Il DDL scuola, Laura Pausini ed Eros Ramazzotti

Il DDL scuola di Renzi a me piace. Lo trovo coraggioso ed è concreto, non recitato come in passato, lo sforzo di dare centralità agli studenti senza i quali nessun lavoratore della scuola avrebbe uno stipendio. L’avversione che ha suscitato non va ricercata nelle imperfezioni che pur contiene ma che sono per se stesse aperte a miglioramento. Va piuttosto spiegata con la perdita di situazioni di rendita, quelle che garantiscono posizioni comode, che non mettono in discussione nulla e dunque nulla mutano di questa cosa vecchia che è la scuola italiana e verso la quale i nostri giovani, che non sono né stupidi né meno bravi di noi anziani né svogliati, mostrano da decenni una forte insofferenza.

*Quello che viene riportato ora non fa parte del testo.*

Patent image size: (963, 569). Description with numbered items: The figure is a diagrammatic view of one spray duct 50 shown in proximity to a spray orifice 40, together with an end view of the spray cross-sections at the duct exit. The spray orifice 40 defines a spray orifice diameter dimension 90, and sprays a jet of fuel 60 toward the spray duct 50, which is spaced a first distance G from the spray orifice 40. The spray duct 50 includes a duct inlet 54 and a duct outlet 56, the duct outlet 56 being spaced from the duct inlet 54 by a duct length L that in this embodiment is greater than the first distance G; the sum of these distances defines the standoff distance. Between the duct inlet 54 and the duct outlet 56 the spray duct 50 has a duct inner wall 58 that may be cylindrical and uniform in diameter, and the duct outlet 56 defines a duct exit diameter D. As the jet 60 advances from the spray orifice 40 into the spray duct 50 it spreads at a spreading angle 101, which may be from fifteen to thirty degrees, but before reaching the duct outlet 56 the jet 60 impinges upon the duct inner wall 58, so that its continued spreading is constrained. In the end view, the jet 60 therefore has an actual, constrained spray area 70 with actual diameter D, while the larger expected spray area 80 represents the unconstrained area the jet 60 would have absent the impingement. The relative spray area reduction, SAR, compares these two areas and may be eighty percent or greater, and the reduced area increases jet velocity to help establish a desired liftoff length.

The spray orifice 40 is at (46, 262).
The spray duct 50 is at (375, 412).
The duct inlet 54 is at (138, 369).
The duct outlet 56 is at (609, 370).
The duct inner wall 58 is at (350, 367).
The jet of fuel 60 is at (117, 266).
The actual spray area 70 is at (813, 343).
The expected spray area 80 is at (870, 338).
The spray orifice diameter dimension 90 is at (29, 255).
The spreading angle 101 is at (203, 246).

Una dimostrazione la troviamo nella famosa e continuativa ribellione della categoria alla formazione obbligatoria. Persino Berlinguer si è arreso a questa sotterranea litigiosità che aveva il solo scopo di non costringere i docenti a nulla oltre la libertà costituzionale della libertà di insegnamento. Una forma edulcorata di anarchismo povero e inconcludente. Ma l’errore di Berlinguer come degli altri che ci hanno provato è stato non nelle intenzioni che erano buone, ma nella prospettiva assunta che era la solita, il garantismo individuale degli adulti lavoratori della scuola. La formazione, cioè, era un obbligo dal quale scaturiva il diritto dell’adulto ad un avanzamento di carriera. Da qui scaturiva la protesta, per via di quel meccanismo che non garantiva a tutti col classico sistema della distribuzione a pioggia.

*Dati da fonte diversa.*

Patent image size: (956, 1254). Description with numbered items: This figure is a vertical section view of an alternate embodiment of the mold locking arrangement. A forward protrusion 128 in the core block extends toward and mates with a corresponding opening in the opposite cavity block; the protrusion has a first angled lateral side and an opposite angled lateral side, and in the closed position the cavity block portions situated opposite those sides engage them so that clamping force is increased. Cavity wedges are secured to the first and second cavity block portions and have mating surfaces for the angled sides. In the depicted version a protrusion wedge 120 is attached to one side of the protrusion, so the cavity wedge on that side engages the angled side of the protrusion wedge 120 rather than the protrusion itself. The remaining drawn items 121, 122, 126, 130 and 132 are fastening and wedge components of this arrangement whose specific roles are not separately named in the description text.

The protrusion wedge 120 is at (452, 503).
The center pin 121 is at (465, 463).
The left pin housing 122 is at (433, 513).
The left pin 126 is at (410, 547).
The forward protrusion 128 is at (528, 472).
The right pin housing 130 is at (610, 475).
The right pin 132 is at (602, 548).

Renzi ha invece pensato ad un obbligo di aggiornamento e formazione che ricade sui docenti come necessaria, ineluttabile, coerente conseguenza della centralità degli alunni. Per il loro bene, infatti, è previsto che i docenti si informino, si aggiornino, frequentino corsi. Ed è per tale insindacabile centralità dei nostri giovani che il Governo fornisce uno strumento che consiste in uno straordinario finanziamento di quasi 400 milioni di euro provenienti dalle tasche dei cittadini, cioè di quella parte che paga le tasse. Per cui non credo sia eticamente e professionalmente sostenibile da parte della categoria docente come delle organizzazioni sindacali che tale obbligo debba essere buttato via con tutta la riforma. Ormai la verità è venuta a galla.

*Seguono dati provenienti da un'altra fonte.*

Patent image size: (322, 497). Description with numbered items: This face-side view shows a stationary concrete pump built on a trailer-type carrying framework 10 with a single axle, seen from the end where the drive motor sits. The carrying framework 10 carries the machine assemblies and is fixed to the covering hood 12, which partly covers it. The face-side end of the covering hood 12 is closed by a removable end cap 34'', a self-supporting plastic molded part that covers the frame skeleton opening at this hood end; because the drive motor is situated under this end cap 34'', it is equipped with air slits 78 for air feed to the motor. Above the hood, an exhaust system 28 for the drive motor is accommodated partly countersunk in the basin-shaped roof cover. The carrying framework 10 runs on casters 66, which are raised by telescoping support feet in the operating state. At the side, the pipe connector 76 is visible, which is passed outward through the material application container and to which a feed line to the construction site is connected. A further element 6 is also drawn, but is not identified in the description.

Ma come dicevo la riforma non è perfetta. Nasconde insidie. Perché quando il testo legislativo dispone che ad ogni insegnante sia concesso un bonus di 500 euro annuali per acquisto di libri, computer, software ma anche rappresentazioni teatrali e cinematografiche, ingresso a musei (che stranezza, proprio ora che i docenti entrano gratis finalmente nei musei ecco che arriva il bonus per coprire i costi di ingresso…) e ad altri “eventi culturali in genere” io mi preoccupo che ogni cosa diventi culturale. In Italia i locali notturni per intrattenimento sessuale non pagano le tasse perché giuridicamente registrati come associazioni culturali no profit. Ma è una esagerazione. Più concretamente la mia paura è che le docenti col bonus compreranno il biglietto per il concerto di Laura Pausini o di Eros Ramazzotti e ancora di più temo che al concerto ci manderanno la figlia dalla quale si faranno consegnare la ricevuta per giustificare una spesa di aggiornamento fasulla. Che debbano finire a carico dei contribuenti anche queste spese di dettaglio diffuso, che con questi 400 milioni si debba impinguare il bottino di Laura Pausini o di Eros Ramazzotti (qui scelti a titolo di provocazione solo perché mi piacciono e mi piace come ci rappresentano nel mondo), in un paese dove la magistratura ha accertato che le deputate hanno acquistato slip e reggiseno coi fondi pubblici e i deputati sigarette e gratta e vinci, beh mi fa rabbia e non si può non prevedere che tutto questo immancabilmente accadrà. Altrimenti è già una colpa, questa sì. Perché le docenti e i docenti non sono né più né meno oneste delle presidi e dei presidi che tanto temono. Perché la differenza la fanno le persone e i controlli. Perché tutto il resto è chiacchiera che copre interessi sotterranei. Perché non c’è riforma che possa “diventare” buona senza il contributo di tutti, senza posizioni pregiudiziali.